Engineers at Virginia Military Institute have found a way to kill ticks without using spray type pesticide.
The robotic device equipped with a battery follows a track. Along the track is a tube that diffuses carbon dioxide, which attracts ticks from across a yard, onto a piece a cloth.
“They hug the cloth and they slowly try to make their way to the top of it, as they are crawling they absorb the permethrin,” said Jim Squire, professor of electrical engineering at VMI.
Permethrin is commonly found in insect repellents and other insecticides which could be harmful to humans. The contact with the cloth is usually enough to kill the ticks.
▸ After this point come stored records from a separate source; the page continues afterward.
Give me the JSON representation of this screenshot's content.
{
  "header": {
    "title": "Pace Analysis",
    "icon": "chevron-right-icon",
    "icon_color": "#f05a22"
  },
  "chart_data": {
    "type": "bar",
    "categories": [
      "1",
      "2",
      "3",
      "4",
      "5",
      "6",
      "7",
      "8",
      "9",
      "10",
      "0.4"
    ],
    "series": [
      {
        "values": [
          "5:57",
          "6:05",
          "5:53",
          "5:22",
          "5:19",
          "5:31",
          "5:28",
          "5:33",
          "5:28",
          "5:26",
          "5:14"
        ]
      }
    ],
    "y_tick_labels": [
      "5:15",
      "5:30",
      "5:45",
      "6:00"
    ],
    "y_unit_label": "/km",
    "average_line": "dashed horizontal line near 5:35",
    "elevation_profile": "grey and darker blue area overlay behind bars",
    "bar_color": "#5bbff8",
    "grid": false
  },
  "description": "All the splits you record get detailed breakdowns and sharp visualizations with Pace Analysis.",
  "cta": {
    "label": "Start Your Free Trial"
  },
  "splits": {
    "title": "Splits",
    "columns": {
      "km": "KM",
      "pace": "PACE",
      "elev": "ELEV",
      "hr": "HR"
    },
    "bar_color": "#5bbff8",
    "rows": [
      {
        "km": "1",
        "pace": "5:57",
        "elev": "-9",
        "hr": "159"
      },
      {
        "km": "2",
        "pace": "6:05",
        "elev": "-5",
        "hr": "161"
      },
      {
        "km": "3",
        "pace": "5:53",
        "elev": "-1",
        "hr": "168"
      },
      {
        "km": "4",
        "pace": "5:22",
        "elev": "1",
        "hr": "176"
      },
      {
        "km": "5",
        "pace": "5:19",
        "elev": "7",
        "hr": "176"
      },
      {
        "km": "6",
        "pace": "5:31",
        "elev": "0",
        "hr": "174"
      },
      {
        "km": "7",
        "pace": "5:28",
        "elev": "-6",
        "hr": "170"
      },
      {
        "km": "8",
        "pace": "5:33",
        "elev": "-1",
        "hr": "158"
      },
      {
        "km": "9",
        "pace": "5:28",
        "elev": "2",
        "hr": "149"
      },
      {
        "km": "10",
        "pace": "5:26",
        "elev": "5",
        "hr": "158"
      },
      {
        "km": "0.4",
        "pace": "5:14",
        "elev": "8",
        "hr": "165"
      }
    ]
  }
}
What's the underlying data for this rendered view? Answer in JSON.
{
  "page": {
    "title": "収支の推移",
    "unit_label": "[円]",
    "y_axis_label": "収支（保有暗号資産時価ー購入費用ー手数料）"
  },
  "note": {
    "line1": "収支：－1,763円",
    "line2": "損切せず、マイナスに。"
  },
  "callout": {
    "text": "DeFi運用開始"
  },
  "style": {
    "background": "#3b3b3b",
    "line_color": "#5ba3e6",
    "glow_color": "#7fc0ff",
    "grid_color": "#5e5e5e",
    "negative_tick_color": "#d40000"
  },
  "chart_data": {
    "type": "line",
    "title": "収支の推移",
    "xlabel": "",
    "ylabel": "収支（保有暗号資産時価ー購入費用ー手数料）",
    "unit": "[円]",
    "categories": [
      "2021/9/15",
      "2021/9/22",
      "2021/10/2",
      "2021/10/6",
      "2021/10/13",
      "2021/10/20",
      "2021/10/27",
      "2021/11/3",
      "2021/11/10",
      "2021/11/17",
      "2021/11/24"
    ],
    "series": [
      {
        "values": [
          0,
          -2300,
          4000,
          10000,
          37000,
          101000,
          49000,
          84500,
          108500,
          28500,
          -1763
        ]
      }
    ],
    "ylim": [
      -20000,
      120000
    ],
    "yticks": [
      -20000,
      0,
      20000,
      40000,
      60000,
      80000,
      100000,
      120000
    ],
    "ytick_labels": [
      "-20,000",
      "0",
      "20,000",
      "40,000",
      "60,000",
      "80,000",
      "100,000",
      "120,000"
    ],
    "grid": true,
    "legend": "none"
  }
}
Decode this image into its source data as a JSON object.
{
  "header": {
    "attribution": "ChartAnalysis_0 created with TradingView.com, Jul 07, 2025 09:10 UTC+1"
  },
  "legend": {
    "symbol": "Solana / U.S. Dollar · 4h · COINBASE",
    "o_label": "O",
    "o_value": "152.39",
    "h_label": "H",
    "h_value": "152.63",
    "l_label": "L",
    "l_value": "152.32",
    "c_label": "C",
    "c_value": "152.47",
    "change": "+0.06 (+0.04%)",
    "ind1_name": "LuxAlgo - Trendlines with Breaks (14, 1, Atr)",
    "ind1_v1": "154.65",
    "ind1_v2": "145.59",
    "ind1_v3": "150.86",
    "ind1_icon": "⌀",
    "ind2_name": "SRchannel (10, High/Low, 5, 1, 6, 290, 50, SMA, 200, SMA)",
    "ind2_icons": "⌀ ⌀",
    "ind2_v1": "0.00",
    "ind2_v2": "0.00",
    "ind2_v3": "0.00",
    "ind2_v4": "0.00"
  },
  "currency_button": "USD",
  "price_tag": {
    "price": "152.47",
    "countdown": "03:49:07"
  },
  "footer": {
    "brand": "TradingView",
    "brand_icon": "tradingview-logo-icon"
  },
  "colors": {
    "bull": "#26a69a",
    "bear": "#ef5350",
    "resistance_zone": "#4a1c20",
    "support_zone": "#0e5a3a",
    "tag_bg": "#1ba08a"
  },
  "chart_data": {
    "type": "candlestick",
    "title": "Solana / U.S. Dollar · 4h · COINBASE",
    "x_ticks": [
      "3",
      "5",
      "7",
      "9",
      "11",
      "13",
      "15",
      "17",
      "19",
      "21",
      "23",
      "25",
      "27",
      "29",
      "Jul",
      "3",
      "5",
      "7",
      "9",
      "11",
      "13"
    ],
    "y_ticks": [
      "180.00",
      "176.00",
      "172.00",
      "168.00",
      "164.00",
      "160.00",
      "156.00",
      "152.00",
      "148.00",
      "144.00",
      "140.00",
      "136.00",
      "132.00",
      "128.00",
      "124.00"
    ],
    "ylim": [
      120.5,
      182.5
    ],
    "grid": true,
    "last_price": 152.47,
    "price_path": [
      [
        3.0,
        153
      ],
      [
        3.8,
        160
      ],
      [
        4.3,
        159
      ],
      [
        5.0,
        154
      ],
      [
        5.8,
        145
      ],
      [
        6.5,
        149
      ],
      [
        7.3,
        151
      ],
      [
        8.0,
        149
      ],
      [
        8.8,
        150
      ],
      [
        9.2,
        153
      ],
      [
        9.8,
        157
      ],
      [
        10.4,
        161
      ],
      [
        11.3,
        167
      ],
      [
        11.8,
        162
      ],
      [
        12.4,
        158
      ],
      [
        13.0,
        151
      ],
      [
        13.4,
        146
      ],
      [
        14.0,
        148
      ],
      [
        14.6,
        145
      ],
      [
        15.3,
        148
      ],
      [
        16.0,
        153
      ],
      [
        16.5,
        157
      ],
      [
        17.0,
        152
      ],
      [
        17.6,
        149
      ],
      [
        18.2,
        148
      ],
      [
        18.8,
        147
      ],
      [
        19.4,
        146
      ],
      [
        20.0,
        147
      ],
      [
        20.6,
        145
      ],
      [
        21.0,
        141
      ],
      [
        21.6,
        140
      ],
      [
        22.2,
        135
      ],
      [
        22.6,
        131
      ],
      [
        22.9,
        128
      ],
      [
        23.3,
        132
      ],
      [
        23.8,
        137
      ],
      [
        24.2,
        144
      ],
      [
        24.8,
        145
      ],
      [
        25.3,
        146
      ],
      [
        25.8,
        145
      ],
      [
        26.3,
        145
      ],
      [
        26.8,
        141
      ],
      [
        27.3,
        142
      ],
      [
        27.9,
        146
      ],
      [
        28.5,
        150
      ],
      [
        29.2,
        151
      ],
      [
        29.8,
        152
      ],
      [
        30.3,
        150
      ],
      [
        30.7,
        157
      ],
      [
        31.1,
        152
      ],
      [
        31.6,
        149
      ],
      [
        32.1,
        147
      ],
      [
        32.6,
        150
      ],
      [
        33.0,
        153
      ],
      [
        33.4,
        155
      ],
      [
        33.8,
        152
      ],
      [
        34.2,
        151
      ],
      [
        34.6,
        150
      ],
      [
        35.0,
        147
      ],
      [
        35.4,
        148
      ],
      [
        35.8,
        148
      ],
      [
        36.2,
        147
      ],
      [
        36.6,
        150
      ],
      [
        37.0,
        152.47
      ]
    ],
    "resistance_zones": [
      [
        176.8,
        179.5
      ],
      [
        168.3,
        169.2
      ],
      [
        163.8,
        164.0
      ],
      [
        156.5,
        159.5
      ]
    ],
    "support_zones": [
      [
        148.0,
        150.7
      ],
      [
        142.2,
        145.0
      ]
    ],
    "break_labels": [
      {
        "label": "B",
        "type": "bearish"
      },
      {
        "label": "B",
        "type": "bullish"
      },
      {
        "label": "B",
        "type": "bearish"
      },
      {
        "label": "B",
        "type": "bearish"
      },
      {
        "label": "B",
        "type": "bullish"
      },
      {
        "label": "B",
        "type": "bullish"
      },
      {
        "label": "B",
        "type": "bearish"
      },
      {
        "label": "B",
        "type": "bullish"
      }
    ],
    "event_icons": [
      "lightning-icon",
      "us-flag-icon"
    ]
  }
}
“The secret sauce about this particular project is that today, your choices are to take chemicals and to spray them around your yard and there is a residual effect to that,” said Elizabeth Baker, assistant professor Wake Forest University.
The effects could leave dangerous chemicals in your yard, leaving your children and pets exposed.
“I think it's really critical that we are trying to stem tick-born disease; people getting sick form Lyme and West Nile from all of these diseases is really a chronic problem here in the United States,” said Baker
This is the third phase of the prototype and engineers have been working on the device for three years.
Recent test showed that the lawn treatment kills 90% to 100% of tick in a test area.
There are more tests to be done, but creators are confident the end result will be successful.